Local invention in interstate glory
PROMINENT Gympie engineering firm J Smith and Sons is being transported to national glory as it flattens the competition in health and safety awards all over the eastern part of mainland Australia.
A delighted managing director, Kerren Smith, yesterday said the company has continued to claim award after award for its hugely successful new car transport trailer, a world leading invention which has wowed them here and interstate.
As The Gympie Times reported last month, the new product, extensively used by the Toll transport organisation, won a coveted Queensland award for solving an identified health and safety risk.
Now it has taken out similar awards all over the place, as a result of its capacity to eliminate the danger of workers falling from awkward positions while fastening cars to the top deck of a conventional trailer.
"If they fall, they are 3m from the ground," the firm's engineering manager Kevin McDonnell said at the time.
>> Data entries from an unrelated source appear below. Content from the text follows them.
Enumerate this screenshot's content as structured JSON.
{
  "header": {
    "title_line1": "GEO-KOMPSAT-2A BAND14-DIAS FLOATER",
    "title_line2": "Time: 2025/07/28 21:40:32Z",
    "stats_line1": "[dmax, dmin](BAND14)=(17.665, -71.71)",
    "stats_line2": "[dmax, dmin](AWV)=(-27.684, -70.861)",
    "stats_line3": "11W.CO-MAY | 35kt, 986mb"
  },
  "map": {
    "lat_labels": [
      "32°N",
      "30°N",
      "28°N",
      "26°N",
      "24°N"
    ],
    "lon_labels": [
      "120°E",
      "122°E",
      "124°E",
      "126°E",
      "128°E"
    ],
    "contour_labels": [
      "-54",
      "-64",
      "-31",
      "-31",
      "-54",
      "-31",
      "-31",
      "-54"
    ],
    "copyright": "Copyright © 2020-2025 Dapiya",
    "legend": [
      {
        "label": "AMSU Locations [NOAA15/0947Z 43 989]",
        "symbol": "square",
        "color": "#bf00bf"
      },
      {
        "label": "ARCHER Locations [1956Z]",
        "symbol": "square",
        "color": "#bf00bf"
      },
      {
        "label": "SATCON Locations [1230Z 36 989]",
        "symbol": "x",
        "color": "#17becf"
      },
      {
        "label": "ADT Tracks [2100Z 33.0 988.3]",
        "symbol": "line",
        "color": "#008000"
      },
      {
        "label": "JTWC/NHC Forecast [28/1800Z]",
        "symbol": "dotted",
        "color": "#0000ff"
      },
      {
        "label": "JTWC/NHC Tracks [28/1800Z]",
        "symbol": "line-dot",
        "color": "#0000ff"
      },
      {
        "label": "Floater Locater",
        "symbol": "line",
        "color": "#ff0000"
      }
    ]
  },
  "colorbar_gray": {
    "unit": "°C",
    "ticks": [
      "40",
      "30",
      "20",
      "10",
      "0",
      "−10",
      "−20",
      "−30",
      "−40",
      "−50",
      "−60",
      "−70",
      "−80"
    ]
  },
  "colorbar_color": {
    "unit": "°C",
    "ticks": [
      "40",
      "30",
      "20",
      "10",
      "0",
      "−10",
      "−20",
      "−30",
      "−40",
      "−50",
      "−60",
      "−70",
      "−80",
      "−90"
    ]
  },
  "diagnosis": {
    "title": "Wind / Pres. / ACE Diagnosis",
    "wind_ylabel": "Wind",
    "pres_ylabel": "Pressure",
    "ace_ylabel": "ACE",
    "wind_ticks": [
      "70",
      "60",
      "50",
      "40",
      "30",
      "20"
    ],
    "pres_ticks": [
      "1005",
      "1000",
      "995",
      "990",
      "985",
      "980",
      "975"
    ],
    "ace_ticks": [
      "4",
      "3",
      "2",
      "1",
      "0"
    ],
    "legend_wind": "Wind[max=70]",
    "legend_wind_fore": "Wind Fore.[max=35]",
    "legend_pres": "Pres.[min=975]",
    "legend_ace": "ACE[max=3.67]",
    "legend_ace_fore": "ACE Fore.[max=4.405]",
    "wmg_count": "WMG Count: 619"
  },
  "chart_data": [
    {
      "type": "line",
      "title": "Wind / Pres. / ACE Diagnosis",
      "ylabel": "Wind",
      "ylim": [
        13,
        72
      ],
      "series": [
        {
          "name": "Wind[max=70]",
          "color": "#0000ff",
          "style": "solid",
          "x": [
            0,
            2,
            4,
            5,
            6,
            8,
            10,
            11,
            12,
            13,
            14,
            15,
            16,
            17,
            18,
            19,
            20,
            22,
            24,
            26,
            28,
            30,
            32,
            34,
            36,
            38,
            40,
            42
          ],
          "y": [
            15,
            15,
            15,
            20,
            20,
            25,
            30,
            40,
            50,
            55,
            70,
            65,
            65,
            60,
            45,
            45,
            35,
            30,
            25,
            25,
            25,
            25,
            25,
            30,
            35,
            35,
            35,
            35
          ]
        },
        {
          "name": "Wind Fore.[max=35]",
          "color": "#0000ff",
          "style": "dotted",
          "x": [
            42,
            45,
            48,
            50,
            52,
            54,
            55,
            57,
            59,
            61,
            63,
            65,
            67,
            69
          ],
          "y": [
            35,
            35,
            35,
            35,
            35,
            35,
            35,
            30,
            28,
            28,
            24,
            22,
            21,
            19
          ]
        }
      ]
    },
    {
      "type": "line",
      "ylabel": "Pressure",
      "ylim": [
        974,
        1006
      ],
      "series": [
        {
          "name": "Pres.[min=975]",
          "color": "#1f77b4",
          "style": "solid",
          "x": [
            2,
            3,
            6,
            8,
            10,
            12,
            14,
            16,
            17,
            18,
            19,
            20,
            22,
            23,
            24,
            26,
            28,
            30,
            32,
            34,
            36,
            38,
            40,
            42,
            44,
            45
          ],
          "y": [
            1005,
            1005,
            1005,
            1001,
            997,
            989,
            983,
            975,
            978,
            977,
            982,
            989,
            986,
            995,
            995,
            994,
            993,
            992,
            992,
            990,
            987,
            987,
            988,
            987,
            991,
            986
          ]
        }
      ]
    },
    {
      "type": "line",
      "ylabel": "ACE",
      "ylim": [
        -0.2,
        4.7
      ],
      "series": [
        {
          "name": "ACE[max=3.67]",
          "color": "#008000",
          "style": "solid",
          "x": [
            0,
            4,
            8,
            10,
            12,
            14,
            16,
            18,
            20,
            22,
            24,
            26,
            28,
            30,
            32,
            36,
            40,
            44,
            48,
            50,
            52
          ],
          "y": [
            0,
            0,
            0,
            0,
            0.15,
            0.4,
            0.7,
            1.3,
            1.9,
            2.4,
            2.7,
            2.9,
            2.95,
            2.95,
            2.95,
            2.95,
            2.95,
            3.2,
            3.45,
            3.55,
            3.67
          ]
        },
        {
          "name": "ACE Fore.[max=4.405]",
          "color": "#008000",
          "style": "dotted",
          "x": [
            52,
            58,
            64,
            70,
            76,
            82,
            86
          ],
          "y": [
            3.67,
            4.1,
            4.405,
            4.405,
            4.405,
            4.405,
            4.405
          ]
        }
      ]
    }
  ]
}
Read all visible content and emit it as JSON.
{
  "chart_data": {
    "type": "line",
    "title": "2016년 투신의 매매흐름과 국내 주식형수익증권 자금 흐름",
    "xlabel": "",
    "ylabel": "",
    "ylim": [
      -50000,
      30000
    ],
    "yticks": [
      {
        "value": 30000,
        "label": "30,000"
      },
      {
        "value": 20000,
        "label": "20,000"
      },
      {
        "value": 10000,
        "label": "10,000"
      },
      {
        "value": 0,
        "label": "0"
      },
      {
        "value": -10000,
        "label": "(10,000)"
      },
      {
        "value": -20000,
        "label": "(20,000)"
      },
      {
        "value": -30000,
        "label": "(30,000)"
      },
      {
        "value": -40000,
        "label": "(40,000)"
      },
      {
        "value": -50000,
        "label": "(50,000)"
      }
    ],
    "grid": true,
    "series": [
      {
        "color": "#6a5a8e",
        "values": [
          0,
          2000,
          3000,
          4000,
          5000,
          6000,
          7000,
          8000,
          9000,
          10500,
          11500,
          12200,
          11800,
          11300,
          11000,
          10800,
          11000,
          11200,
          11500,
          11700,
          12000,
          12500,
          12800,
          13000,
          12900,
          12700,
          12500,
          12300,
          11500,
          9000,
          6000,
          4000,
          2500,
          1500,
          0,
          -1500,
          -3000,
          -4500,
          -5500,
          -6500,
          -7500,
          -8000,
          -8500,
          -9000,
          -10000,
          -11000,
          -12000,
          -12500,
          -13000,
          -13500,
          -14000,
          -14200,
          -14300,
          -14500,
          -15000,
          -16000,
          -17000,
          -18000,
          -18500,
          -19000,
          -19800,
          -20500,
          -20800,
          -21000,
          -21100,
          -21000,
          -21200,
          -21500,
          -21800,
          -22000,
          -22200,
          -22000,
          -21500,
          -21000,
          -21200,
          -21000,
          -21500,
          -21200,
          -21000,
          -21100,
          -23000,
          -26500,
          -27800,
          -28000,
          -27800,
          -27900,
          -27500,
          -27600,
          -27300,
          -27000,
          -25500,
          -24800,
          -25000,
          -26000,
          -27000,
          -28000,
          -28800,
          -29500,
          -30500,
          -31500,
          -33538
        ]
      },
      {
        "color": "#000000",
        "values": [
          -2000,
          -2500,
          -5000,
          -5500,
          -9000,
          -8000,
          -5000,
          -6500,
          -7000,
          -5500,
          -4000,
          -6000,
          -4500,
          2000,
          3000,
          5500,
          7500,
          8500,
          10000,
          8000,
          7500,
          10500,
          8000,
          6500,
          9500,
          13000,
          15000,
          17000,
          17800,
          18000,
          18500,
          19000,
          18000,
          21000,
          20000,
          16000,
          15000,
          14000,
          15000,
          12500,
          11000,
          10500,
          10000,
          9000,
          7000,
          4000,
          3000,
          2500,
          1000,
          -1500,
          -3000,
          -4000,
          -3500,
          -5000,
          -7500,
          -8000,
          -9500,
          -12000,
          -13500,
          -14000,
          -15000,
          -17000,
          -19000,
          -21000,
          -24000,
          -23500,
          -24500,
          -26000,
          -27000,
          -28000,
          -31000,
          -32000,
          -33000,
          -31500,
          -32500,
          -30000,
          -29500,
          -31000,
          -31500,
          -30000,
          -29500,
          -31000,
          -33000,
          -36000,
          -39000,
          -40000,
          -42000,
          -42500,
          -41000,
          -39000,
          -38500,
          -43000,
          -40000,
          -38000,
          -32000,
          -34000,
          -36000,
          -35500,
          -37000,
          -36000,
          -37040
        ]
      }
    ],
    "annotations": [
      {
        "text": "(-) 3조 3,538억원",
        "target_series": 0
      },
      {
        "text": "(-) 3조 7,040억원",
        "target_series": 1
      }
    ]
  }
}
The new and much safer loading system, built into the trailer, allows workers to fasten vehicles even to its top-most deck, without leaving the ground.
The "Flatback" trailer, developed on-site at the company's Gympie Industrial Estate headquarters, involves a complex hydraulic system which allows it to lower the over-the-cabin deck to near ground level for loading.
Both deck and car are then hoisted into place automatically. Now it has topped its Queensland award, for addressing an identified health and safety risk, by winning runner up in New South Wales and taking top prizes in Victoria and South Australia.
"Because the trailer is used by Toll all over Australia, it is eligible for entry into awards in other States as well," Mr Smith said yesterday.
"New South Wales had a first prize and two runner-up awards and we got one of those.
"Then we won in Victoria and last Friday we won in South Australia as well."
Each of those State awards puts the company in the running for national awards in Canberra next year.
"It's amazing," Mr Smith said. "In Victoria and South Australia we were the only small private enterprise. "The rest were the big end of town. One of the ones against us was a major electricity producer.
"The presentations were at functions with about 800 guests from major companies and government agencies. It was a full range of industries," he said.